Le « pivot » américain « vers l’Asie » dont nos camarades du Sri Lanka et d’Australie parleront plus tard, vise à la fois à limiter la croissance de l’influence chinoise dans la région Asie-Pacifique et, si nécessaire, à priver la Chine de l’accès aux routes maritimes du Pacifique et de l’océan Indien dont dépend son économie. Ceci est la cause des tensions croissantes dans la mer de Chine du Sud.

Toutefois, le « pivot » vers la région Asie-Pacifique ne suffit pas à assurer l’hégémonie mondiale des États-Unis. Une section importante des stratèges du Pentagone et de la CIA croit que l’isolement stratégique de la Chine exige non seulement le contrôle américain des régions d’Asie-Pacifique et de l’Océan Indien, mais également une domination de l’Eurasie par les États-Unis, caractérisée dans les manuels de géopolitique internationale comme l’« île du monde. » C’est là l’objectif stratégique qui sous-tend le conflit montant entre les États-Unis et la Russie.

Les relations internationales ont atteint un niveau de tension qui est égal, sinon déjà supérieur à ce qui existait à la fin des années 193, à la veille de la Seconde Guerre mondiale. Toutes les grandes puissances impérialistes y compris l’Allemagne et le Japon augmentent leur engagement militaire. Il est déjà admis que ce conflit entre les États-Unis, la Chine et la Russie puisse impliquer l’utilisation d’armes nucléaires. Ce serait la plus fatale des erreurs de supposer que tant les dirigeants politiques et militaires des puissances impérialistes que leurs adversaires effrayés de Pékin et Moscou reculeront toujours devant les conséquences dévastatrices d’une guerre nucléaire.

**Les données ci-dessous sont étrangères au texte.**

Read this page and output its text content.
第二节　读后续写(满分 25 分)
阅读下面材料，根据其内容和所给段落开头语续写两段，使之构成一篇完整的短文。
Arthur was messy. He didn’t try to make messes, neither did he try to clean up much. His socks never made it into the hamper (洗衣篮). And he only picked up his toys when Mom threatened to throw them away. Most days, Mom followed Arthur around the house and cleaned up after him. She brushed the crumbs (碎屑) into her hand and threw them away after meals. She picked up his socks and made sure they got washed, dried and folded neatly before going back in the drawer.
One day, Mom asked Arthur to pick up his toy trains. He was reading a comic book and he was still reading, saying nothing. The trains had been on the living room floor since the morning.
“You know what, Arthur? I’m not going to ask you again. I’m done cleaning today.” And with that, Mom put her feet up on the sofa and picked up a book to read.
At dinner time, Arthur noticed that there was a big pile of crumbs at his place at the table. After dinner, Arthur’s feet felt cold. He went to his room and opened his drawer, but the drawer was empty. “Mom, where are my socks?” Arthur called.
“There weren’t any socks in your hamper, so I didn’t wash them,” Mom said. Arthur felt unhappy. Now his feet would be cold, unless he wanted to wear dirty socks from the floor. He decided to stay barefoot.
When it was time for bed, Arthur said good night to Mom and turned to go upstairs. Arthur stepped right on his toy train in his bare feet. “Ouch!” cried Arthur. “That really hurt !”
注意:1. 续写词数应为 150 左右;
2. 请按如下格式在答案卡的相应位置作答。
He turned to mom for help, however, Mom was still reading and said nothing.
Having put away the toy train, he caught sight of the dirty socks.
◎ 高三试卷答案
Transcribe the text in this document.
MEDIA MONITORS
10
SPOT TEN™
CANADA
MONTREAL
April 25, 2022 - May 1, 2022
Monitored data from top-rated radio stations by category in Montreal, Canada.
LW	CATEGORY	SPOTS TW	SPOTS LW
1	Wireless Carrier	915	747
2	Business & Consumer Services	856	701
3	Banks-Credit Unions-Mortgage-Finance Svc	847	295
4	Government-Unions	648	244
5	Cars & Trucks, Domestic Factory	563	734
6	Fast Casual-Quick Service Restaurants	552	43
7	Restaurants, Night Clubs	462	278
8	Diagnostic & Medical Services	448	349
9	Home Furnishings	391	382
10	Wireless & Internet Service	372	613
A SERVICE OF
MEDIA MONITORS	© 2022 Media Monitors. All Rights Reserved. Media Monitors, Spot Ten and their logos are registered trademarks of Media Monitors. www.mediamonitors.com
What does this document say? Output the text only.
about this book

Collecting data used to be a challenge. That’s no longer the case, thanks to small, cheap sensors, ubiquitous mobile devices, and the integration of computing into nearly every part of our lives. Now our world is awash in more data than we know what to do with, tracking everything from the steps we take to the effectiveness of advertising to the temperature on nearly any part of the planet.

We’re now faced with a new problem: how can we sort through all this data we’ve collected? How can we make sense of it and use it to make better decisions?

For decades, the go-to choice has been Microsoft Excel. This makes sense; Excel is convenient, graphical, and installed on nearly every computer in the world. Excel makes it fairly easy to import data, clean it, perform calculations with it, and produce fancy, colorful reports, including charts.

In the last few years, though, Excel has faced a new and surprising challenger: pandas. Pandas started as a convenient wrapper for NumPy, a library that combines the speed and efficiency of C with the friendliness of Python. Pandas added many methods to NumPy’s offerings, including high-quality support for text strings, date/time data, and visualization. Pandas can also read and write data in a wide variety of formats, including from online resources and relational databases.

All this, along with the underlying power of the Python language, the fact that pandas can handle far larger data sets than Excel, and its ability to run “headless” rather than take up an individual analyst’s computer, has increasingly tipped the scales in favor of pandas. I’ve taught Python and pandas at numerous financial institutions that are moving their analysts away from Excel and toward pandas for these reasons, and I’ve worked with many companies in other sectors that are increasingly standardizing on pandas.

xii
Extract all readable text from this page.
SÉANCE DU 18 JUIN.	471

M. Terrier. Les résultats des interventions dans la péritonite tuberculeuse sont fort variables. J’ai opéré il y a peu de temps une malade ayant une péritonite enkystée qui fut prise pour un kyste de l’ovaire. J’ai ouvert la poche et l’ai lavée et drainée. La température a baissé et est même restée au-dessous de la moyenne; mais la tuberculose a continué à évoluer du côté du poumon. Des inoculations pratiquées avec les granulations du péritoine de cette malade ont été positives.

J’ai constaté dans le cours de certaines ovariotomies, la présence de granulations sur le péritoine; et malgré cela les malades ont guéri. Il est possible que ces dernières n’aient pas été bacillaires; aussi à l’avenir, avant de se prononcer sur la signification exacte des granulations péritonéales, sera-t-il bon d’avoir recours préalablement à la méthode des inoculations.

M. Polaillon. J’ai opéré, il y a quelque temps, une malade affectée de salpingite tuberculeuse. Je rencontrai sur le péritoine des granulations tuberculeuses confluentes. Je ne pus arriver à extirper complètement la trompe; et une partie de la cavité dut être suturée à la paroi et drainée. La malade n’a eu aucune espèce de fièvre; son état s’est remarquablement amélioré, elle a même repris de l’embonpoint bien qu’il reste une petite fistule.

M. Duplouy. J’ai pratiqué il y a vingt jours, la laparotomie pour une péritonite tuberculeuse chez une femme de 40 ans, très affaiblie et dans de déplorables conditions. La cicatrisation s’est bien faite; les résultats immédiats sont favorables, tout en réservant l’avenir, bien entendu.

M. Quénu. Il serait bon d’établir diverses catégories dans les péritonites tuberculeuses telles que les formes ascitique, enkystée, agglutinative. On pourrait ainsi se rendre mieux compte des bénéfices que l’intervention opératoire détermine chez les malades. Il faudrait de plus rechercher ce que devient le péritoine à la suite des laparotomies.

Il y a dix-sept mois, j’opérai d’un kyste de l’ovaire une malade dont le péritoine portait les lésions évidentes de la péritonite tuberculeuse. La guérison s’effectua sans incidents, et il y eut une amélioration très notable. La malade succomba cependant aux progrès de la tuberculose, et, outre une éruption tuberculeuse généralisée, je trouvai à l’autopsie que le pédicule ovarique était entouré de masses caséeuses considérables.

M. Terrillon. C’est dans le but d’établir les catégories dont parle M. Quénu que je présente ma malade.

Comme en avertit une publication récente d’un groupe de réflexion impérialiste, « on ne peut pas compter sur les êtres humains pour qu’ils agissent rationnellement — même d’après leurs propres normes. » Le document est intitulé « Repenser l’Apocalypse: la planification de scénarios dans la deuxième ère nucléaire. » Malgré qu’il soit bien compris que toutes les grandes puissances possèdent suffisamment d’armes nucléaires pour se détruire mutuellement plusieurs fois, les auteurs du document concluent que: « [L]’équilibre délicat de la terreur maintenu par la dissuasion mutuelle est peut-être plus fragile que ce qui est communément supposé. » [1]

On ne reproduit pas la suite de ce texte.